While these instructions are enough to get started, attention needs to be paid when planning to use this storage manager from a python environment. For details see Python quirks.

Dependencies

This project depends on:

  • Any C++14 compiler

  • casacore > 3.3.0 (with 64-bit table support)

  • arrow >= 1.0.0-SNAPSHOT with plasma support

Compiling

This is a cmake-based project, so it can be built as any standard cmake project:

$ git clone https://gitlab.com/ska-telescope/ska-sdp-plasmastman
$ cd plasma-storage-manager
$ cmake . -B build
# cmake --build build

Some of the most relevant cmake variables (passed on the first cmake invocation via -Dvariable=value) used for compiling are:

  • CASACORE_ROOT_DIR: Root of arbitrary casacore installations in case one is used

  • Arrow_DIR: directory containing the cmake configuration exported by Apache Arrow (usually under lib/cmake/arrow in the arrow installation area).

  • Plasma_DIR: directory containing the cmake configuration exported by Apache Plasma (usually under lib/cmake/arrow in the arrow installation area).

  • CMAKE_CXX_COMPILER: The C++ compiler to use.

  • CMAKE_CXX_FLAGS: Extra C++ compilation flags.

  • CMAKE_BUILD_TYPE: The type of build to produce, one of Debug, Release and RelWithDebInfo.

  • BUILD_TESTING: Whether to build unit tests or not, defaults to ON.

Testing

A set of unit tests is included and built by default. To execute them do:

$ cmake --build build --target test

The unit tests require the plasma-store-server executable (part of a standard C++ Arrow Plasma installation) to be visible in the path.

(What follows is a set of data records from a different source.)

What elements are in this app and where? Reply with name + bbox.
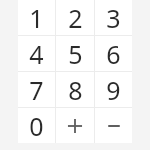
button[interactable]: 4 [18, 36, 55, 71]
button[interactable]: 3 [95, 0, 132, 35]
staticText: 8 [68, 73, 83, 107]
button[interactable]: Minus [95, 108, 132, 143]
staticText: 7 [29, 73, 44, 107]
staticText: 1 [29, 1, 44, 35]
staticText: 6 [106, 37, 121, 71]
staticText: 2 [68, 1, 83, 35]
staticText: 4 [29, 37, 44, 71]
staticText: 3 [106, 1, 121, 35]
button[interactable]: Plus [56, 108, 94, 143]
button[interactable]: 6 [95, 36, 132, 71]
button[interactable]: 5 [56, 36, 94, 71]
button[interactable]: 8 [56, 72, 94, 107]
button[interactable]: 1 [18, 0, 55, 35]
staticText: 0 [29, 109, 44, 143]
staticText: 5 [68, 37, 83, 71]
button[interactable]: 7 [18, 72, 55, 107]
button[interactable]: 2 [56, 0, 94, 35]
staticText: 9 [106, 73, 121, 107]
button[interactable]: 0 [18, 108, 55, 143]
button[interactable]: 9 [95, 72, 132, 107]
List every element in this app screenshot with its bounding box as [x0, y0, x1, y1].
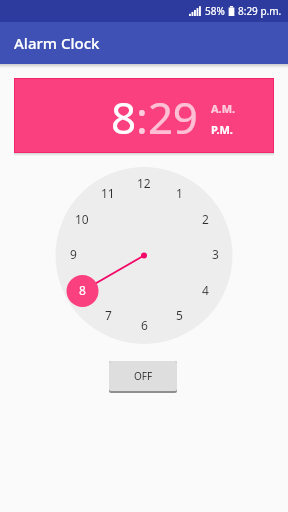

If you want further control on ctest’s command line flags you can do:

$ cmake --build build --target test -- ARGS="<ctest command line flags>"

or alternatively:

$ cd build/
$ ctest <ctest command line flags>

Python quirks

When using PlasmaStMan from python, special attention needs to be paid to how the python-casacore and pyarrow python packages, if needed by your python code, are installed to avoid some otherwise difficult to debug errors.

python-casacore

TL;DR:

  • Don’t install the pre-built binary wheels from PyPI.

  • If you can, use the kernsuite repositories to install the casacore libraries and python-casacore python package from pre-built apt packages.

  • If installing from kernsuite is not an option, then ensure python-casacore is built against the same casacore installation PlasmaStMan was built against.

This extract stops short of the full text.